Un autre mérite de cette exposition est de nous présenter des toiles mal connues que l’on aborde avec intérêt. Arroyo, Erró, Fromanger, Klasen, Messac, Rancillac, Schlosser, Télémaque sont des noms familiers de ce mouvement mais certaines œuvres apparaissent ici comme des découvertes.
A l’image de Gérard Fromanger clamant « Le monde n’est pas un spectacle ni une représentation. Je suis dans le monde, pas devant le monde« , bon nombre de ces peintres ont fait de leur figuration non seulement un réponse à cette « Dictature de l’abstrait » que dénonçait Rancillac au Salon de Mai de 1957, mais également un outil de contestation pour lequel certains ont manifesté leur aptitude au sein de l’Atelier Populaire de 1968 à la Sorbonne.
Le 8 mai 1968 un comité de grève se constitue à l’École des beaux-arts de Paris.
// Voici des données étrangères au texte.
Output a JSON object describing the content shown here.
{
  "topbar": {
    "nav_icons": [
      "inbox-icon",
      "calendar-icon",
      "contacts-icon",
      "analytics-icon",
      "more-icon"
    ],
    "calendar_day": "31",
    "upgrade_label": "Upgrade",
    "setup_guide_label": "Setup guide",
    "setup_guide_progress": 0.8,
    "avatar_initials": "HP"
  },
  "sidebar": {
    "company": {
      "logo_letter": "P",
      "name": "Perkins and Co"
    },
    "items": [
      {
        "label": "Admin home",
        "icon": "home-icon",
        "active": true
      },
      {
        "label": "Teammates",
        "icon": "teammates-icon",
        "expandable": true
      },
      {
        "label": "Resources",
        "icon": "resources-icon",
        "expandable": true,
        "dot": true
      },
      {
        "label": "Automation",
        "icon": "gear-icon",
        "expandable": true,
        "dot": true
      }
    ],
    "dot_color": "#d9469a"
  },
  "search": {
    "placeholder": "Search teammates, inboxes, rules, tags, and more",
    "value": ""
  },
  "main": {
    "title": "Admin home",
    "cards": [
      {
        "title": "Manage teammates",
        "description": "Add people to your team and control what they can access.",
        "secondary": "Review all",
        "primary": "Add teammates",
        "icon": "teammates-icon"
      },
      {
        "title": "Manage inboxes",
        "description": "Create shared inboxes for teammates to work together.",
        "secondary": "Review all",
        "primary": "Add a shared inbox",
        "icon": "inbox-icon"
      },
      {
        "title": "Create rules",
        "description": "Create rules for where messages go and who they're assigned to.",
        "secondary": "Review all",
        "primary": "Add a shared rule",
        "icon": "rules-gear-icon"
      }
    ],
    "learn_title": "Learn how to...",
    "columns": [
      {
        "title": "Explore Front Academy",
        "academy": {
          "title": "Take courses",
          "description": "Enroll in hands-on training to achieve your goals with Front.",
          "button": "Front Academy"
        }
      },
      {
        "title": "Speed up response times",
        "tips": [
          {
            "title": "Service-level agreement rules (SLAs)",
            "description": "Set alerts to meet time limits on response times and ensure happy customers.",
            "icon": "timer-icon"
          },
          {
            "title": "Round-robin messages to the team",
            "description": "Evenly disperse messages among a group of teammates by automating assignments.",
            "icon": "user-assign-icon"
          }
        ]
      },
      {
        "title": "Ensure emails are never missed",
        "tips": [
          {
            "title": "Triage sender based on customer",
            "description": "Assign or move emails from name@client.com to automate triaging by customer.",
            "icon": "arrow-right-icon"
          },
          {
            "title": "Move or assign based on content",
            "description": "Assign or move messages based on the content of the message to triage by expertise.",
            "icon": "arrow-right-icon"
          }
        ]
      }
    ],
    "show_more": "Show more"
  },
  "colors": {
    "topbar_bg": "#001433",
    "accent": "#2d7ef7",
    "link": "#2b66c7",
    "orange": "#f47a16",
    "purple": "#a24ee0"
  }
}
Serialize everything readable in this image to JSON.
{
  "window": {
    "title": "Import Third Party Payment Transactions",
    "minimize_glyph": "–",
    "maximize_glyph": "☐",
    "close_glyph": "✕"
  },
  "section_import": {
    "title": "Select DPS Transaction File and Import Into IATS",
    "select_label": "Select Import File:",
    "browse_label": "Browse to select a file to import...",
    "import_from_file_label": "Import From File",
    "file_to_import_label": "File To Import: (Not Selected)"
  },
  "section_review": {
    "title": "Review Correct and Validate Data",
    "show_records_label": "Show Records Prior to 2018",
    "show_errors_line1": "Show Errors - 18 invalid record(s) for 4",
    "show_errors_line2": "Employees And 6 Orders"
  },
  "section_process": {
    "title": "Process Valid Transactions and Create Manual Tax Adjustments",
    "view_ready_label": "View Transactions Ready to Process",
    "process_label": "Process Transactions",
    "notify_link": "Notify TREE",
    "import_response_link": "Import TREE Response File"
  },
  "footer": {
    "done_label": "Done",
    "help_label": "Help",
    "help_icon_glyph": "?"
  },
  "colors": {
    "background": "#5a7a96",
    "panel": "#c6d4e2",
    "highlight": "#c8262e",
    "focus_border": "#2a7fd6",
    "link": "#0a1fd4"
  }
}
Des artistes du Salon de la Jeune Peinture, comme Gilles Aillaud, Eduardo Arroyo, Francis Biras, Pierre Buraglio, Gérard Fromanger, Bernard Rancillac ou Gérard Tisserand organisent le mouvement : assemblée générale journalière, discussions, décisions collégiales … Le 14 mai, étudiants et artistes impriment une première affiche en lithographie à trente exemplaires “Usines, Universités, Union”. Le même jour, le peintre Guy de Rougemont et le sérigraphe Éric Seydoux, qui maîtrisent cette technique de la sérigraphie, sont chargés de mettre en place un atelier et initient étudiants et artistes à cette technique nouvelle qui permet d’imprimer plus rapidement que la lithographie. La totalité des affiches imprimées atteindra le million.
Le mouvement de cette peintres est donc directement confronté à la société de son temps, par l’engagement personnel de certains d’entre eux dans l’action militante et plus généralement par cette nouvelle peinture se servant notamment de l’outil photographique comme une « objectivation » post-Duchamp de cette figuration.
Élargie à des noms moins connus de cette tendance, l’exposition prend sa place dans l’histoire de l’art et dans l’Histoire du monde dont le mémorial de Caen est partie prenante.
« Années pop, années choc, 1960-1975 »
Du 22 juin au 31 décembre 2023
Mémorial de Caen
En partenariat avec la Fondation Gandur pour l’Art.